THE HASHTAG RULES: Over the past decade, influencers have become fixtures at every major fashion event and labels have increasingly allocated their advertising budgets to influencer marketing campaigns.
Camera Nazionale della Moda Italiana took note and released this week its first “Guidelines and Interpretative Rules for Influencers,” a pamphlet outlining the best practices fashion brands should embrace when partnering with social media personalities.
After hosting a workgroup with some of its associates, the CNMI compiled the guidelines with the support of attorneys at Deloitte Legal.
“These guidelines may represent a useful tool, both for less structured brands as well as for those that are more advanced in terms of promotional exploitation of social networks, to adopt or improve their internal policy,” the document read.

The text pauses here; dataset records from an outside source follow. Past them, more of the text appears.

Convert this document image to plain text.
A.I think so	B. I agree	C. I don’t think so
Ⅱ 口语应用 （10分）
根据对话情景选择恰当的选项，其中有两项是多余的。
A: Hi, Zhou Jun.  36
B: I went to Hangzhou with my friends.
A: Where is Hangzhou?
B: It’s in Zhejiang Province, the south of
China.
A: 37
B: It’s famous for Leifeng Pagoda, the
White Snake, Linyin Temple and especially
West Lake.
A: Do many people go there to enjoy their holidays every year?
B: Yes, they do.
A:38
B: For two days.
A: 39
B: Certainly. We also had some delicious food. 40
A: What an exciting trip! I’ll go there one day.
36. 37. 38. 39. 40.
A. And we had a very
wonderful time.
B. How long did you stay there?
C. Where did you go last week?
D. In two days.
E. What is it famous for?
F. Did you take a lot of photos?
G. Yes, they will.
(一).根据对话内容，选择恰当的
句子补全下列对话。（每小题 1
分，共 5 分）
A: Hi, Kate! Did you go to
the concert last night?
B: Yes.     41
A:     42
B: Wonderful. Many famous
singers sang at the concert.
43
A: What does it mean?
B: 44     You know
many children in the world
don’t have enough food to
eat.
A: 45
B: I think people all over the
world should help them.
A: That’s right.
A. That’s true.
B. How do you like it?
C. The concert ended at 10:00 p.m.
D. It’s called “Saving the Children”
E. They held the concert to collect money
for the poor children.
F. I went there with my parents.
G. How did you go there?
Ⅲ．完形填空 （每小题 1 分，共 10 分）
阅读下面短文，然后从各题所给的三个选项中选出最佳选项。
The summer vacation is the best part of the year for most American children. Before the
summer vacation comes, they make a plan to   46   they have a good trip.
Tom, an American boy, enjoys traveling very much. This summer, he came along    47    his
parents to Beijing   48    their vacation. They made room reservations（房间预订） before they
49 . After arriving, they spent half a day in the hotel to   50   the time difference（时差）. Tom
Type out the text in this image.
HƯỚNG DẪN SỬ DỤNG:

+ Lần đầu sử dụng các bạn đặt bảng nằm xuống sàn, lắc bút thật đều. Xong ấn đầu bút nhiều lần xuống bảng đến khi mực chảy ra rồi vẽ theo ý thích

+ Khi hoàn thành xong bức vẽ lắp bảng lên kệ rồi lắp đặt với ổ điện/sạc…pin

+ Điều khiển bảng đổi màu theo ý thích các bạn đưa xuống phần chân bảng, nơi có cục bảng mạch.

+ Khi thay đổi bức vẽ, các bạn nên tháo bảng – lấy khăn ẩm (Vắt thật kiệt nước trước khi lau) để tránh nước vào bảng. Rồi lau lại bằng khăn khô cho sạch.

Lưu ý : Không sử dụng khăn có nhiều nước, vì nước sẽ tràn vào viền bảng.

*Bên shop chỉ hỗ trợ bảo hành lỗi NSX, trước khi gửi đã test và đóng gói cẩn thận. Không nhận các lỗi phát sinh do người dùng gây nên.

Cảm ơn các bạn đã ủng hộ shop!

The pamphlet suggests fashion labels draft an influencer marketing policy; always ink a contract with the influencers they endorse when possible, and make sure social media personalities are aware of and compliant to the brand’s policy when advertising its products or receiving gifts.
The document also maps out a number of marketing-related topics that should be discussed with national and international authorities, as well as with social media platforms, including the use of the #ad hashtag.
“It has become clear, in fact, that the use of #ad/#adv hashtags could be misleading and could potentially communicate the wrong message to the consumers,” read the document, which is available on the fashion chamber’s web site.
The document also addresses the lack of an internationally agreed-upon definition of influencer although it notes Italy’s Advertising Self-Regulatory Institute does provide one stating that influencers are figures “who are able to influence consumers in choosing a product and express opinions about a brand. These individuals have gained particular prestige or authority as a result of their experience and knowledge in a certain environment or sector.”
The guidelines are aimed at preventing fashion companies and influencers alike to fall into inspection and sanction for a lack of compliance to the number of rules issued by government and consumer-protecting authorities, such as the U.S. Federal Trade Commission.